Skip to content

Step 1: Extract Knowledge

Parse a research paper and extract structured concepts.


Goal

Extract entities, relationships, and concepts from a research paper into a structured knowledge graph.


Preparation

1. Get a Research Paper

Download a paper or use your own. For this tutorial, we'll use a sample:

# Download a sample paper (or use your own)
curl -o paper.md https://arxiv.org/abs/1706.03762  # Attention Is All You Need

2. Convert to Text (if needed)

If you have a PDF:

pdftotext paper.pdf paper.md

Extract Using CLI

Basic Extraction

he parse paper.md -t general/concept_graph -o ./paper_kb/ -l en

What this does: - Reads the paper - Extracts concepts and their relationships - Saves to ./paper_kb/

Verify Extraction

he info ./paper_kb/

Expected output:

Knowledge Abstract Info

Path          ./paper_kb/
Template      general/concept_graph
Language      en
Nodes         25
Edges         32
Index         Built

Visualize

he show ./paper_kb/

Extract Using Python

Script

"""Step 1: Extract knowledge from research paper."""

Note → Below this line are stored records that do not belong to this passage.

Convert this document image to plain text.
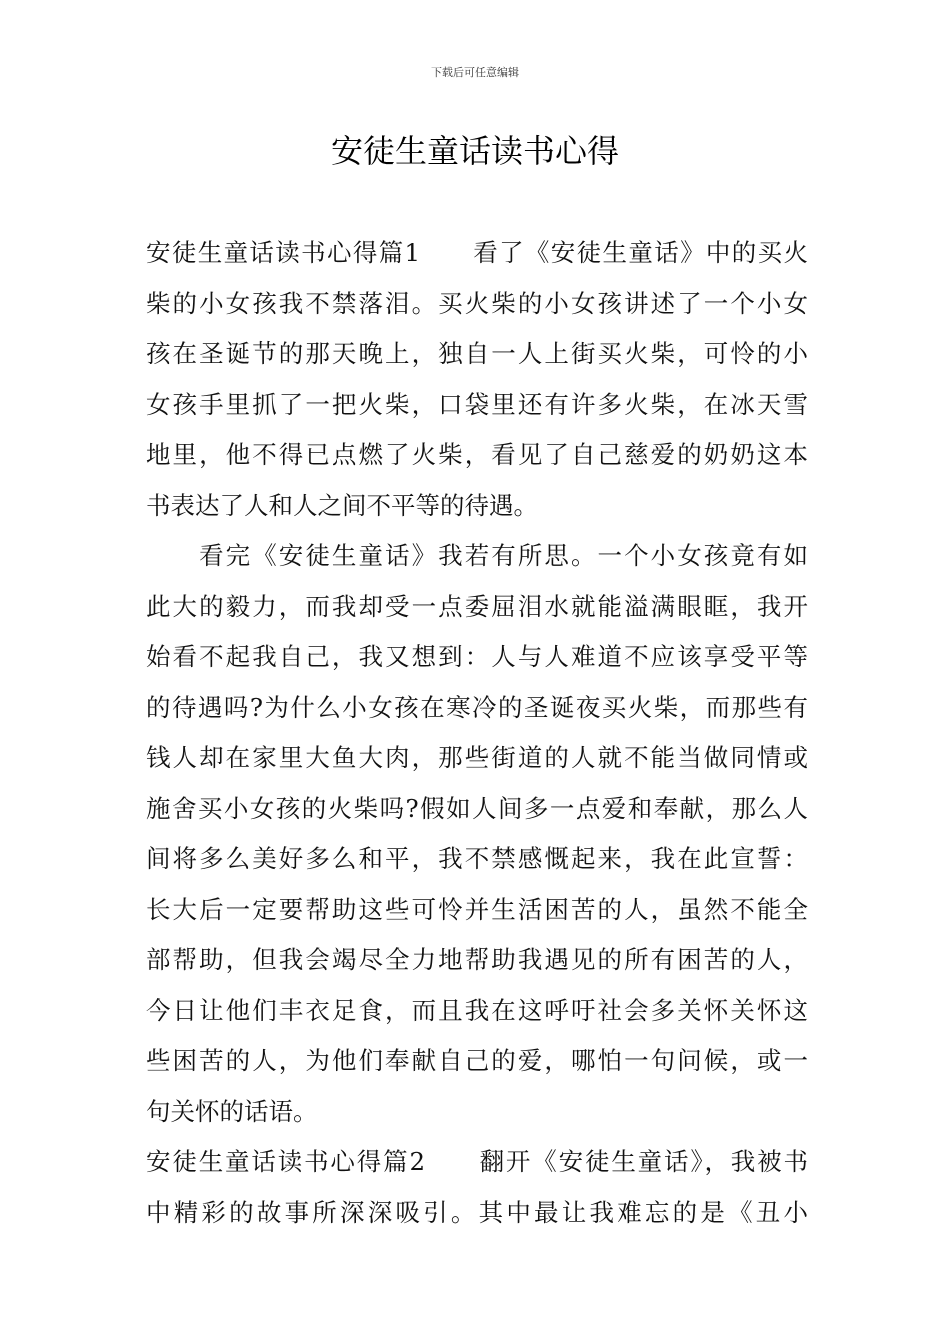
下载后可任意编辑
安徒生童话读书心得
安徒生童话读书心得篇1　　看了《安徒生童话》中的买火
柴的小女孩我不禁落泪。买火柴的小女孩讲述了一个小女
孩在圣诞节的那天晚上，独自一人上街买火柴，可怜的小
女孩手里抓了一把火柴，口袋里还有许多火柴，在冰天雪
地里，他不得已点燃了火柴，看见了自己慈爱的奶奶这本
书表达了人和人之间不平等的待遇。
　　看完《安徒生童话》我若有所思。一个小女孩竟有如
此大的毅力，而我却受一点委屈泪水就能溢满眼眶，我开
始看不起我自己，我又想到：人与人难道不应该享受平等
的待遇吗?为什么小女孩在寒冷的圣诞夜买火柴，而那些有
钱人却在家里大鱼大肉，那些街道的人就不能当做同情或
施舍买小女孩的火柴吗?假如人间多一点爱和奉献，那么人
间将多么美好多么和平，我不禁感慨起来，我在此宣誓：
长大后一定要帮助这些可怜并生活困苦的人，虽然不能全
部帮助，但我会竭尽全力地帮助我遇见的所有困苦的人，
今日让他们丰衣足食，而且我在这呼吁社会多关怀关怀这
些困苦的人，为他们奉献自己的爱，哪怕一句问候，或一
句关怀的话语。
安徒生童话读书心得篇2　　翻开《安徒生童话》，我被书
中精彩的故事所深深吸引。其中最让我难忘的是《丑小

from dotenv import load_dotenv
load_dotenv()

from hyperextract import Template
from pathlib import Path

# Configuration
PAPER_FILE = "paper.md"
OUTPUT_DIR = "./paper_kb/"

def main():
    # Create template
    print("Creating concept extraction template...")
    ka = Template.create("general/concept_graph", language="en")

    # Read paper
    print(f"Reading: {PAPER_FILE}")
    text = Path(PAPER_FILE).read_text(encoding="utf-8")

    # Extract knowledge
    print("Extracting concepts and relationships...")
    result = ka.parse(text)

    # Display results
    print(f"\nExtraction Complete:")
    print(f"  Nodes: {len(result.nodes)}")
    print(f"  Edges: {len(result.edges)}")

    # Show sample nodes
    print("\nSample Concepts:")
    for node in result.nodes[:5]:
        print(f"  - {node.name} ({node.type})")

    # Save
    print(f"\nSaving to: {OUTPUT_DIR}")
    result.dump(OUTPUT_DIR)

    # Build index for next step
    print("Building search index...")
    result.build_index()
    result.dump(OUTPUT_DIR)

    print("\n✓ Step 1 complete!")
    print(f"  Knowledge base: {OUTPUT_DIR}")
    print(f"\nNext: Run 'python step2_search.py'")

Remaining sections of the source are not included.